Altre dunque debbono essere le considerazioni ed altrimenti debbono essere fondati giudizi e previsioni.

Ed allora è forse il caso di provare a misurarsi con la questione posta dal Manzoni rispetto all'uso della tortura nella sua premessa alla Storia della Colonna Infame. Se innocenti vengono condannati o soffrono lunghe carcerazioni preventive per l'uso dei pentiti e per l'impunità loro accordata o promessa, se gravi distorsioni si manifestano connesse con questo problema nell'amministrazione della giustizia penale, quale e quanta è la responsabilità dei Giudici? Da quanto sopra si è scritto emerge che non solo la sollecitazione del »pentimento , ma la sua utilizzazione ed i modi di compensazione dei servizi del pentito sono rimessi in larga misura a poteri discrezionali del Magistrato; che addirittura l'estensione dell'utilizzazione di pentiti in processi diversi da quelli di terrorismo è frutto delle iniziative e degli espedienti entrati nelle prassi attraverso un particolare uso di poteri che al Magistrato competono per altre finalità.

D'altro canto non vi è dubbio che il sistema dell'utilizzazione di pentiti, l'uso della carcerazione preventiva ed il modo in cui si perviene oggi a disporla e più in generale la legislazione e la prassi dell'»emergenza , anzi delle varie »emergenze , conferiscono ai Magistrati poteri discrezionali amplissimi. Specie i Magistrati inquirenti hanno oggi un potere enorme sulla libertà del cittadino, un potere che ha fatto sì che qualcuno possa parlare di »dittatura giudiziaria .

Nel complesso non si può dire che la Magistratura si sia mostrata ritrosa ad assumere tali poteri e tale ruolo. Se in un certo periodo si invocò da parte degli stessi Magistrati l'obbligo del mandato di cattura ed il divieto di libertà provvisoria per determinati reati, proprio per sottrarre il Magistrato alle angosce, ai pericoli ed ai possibili condizionamenti nascenti dalla discrezionalità della decisione, è certo che, mentre quelle misure legislative non hanno affatto limitato, nel loro complesso, l'ampiezza dei poteri discrezionali del Giudice, non sembra che analoghe invocazioni siano state levate per scongiurare la dilatazione della discrezionalità per tante vie realizzata.

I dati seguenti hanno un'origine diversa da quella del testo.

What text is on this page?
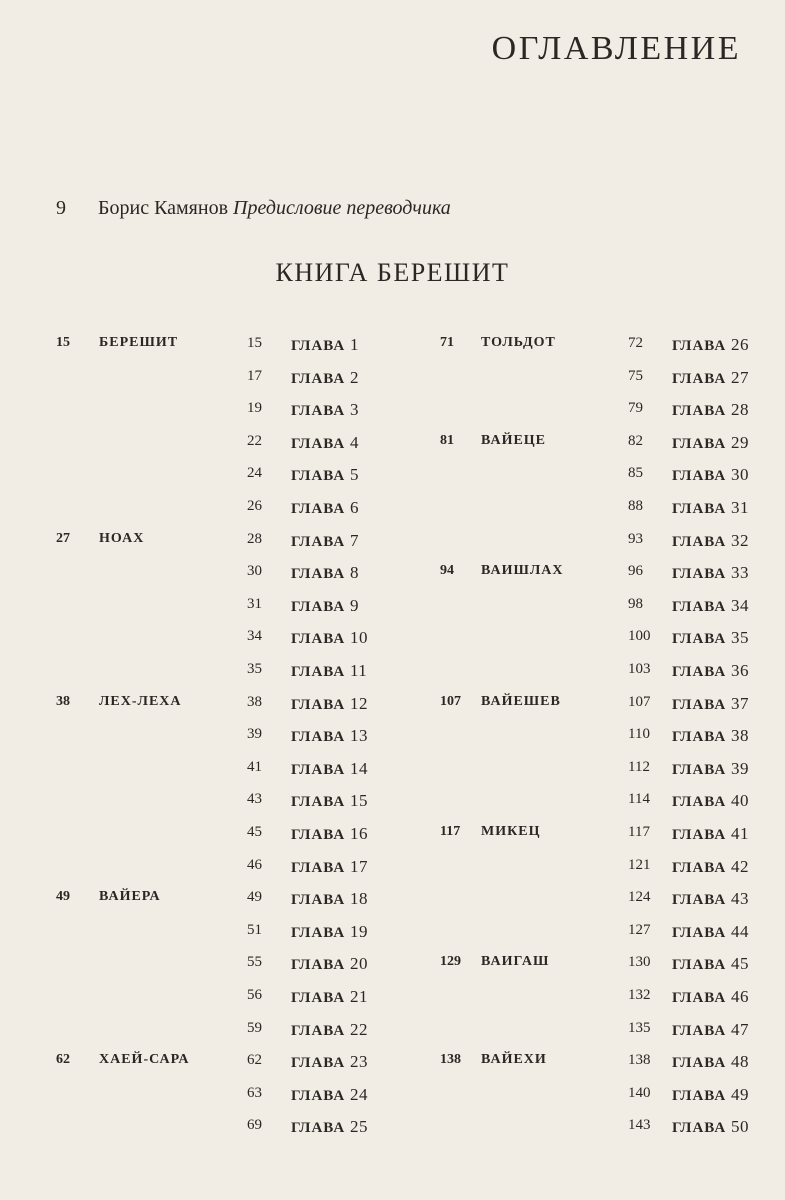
ОГЛАВЛЕНИЕ
9 Борис Камянов Предисловие переводчика
КНИГА БЕРЕШИТ
15 БЕРЕШИТ	15 ГЛАВА 1	71 ТОЛЬДОТ	72 ГЛАВА 26
17 ГЛАВА 2	75 ГЛАВА 27
19 ГЛАВА 3	79 ГЛАВА 28
22 ГЛАВА 4	81 ВАЙЕЦЕ	82 ГЛАВА 29
24 ГЛАВА 5	85 ГЛАВА 30
26 ГЛАВА 6	88 ГЛАВА 31
27 НОАХ	28 ГЛАВА 7	93 ГЛАВА 32
30 ГЛАВА 8	94 ВАИШЛАХ	96 ГЛАВА 33
31 ГЛАВА 9	98 ГЛАВА 34
34 ГЛАВА 10	100 ГЛАВА 35
35 ГЛАВА 11	103 ГЛАВА 36
38 ЛЕХ-ЛЕХА	38 ГЛАВА 12	107 ВАЙЕШЕВ	107 ГЛАВА 37
39 ГЛАВА 13	110 ГЛАВА 38
41 ГЛАВА 14	112 ГЛАВА 39
43 ГЛАВА 15	114 ГЛАВА 40
45 ГЛАВА 16	117 МИКЕЦ	117 ГЛАВА 41
46 ГЛАВА 17	121 ГЛАВА 42
49 ВАЙЕРА	49 ГЛАВА 18	124 ГЛАВА 43
51 ГЛАВА 19	127 ГЛАВА 44
55 ГЛАВА 20	129 ВАИГАШ	130 ГЛАВА 45
56 ГЛАВА 21	132 ГЛАВА 46
59 ГЛАВА 22	135 ГЛАВА 47
62 ХАЕЙ-САРА	62 ГЛАВА 23	138 ВАЙЕХИ	138 ГЛАВА 48
63 ГЛАВА 24	140 ГЛАВА 49
69 ГЛАВА 25	143 ГЛАВА 50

Per le inchieste contro il terrorismo i Magistrati inquirenti, se non sempre hanno ottenuto scorte e protezione sufficienti, hanno però avuto, come si suol dire, »carta bianca . Oggi sembrano restii a rinunziare a tale ruolo e segnalano nuove emergenze, invocano e »creano altre leggi speciali, quali quelle per la mafia, la droga, etc.

E compatibile nel nostro ordinamento il ruolo di un Giudice che abbia »carta bianca , poteri decisionali così ampi, scarsissime o nulle responsabilità per le conseguenze del suo operato?

La Costituzione della Repubblica afferma solennemente che »i Giudici sono soggetti soltanto alla legge . Non si tratta di una proposizione soltanto negativa. L'esclusione di altre soggezioni è condizionata e giustificata, appunto, dalla soggezione alla legge e questo comporta che la legge e non la discrezionalità o addirittura l'arbitrarietà, regoli, guidi e limiti ogni aspetto dell'operato dei Giudici.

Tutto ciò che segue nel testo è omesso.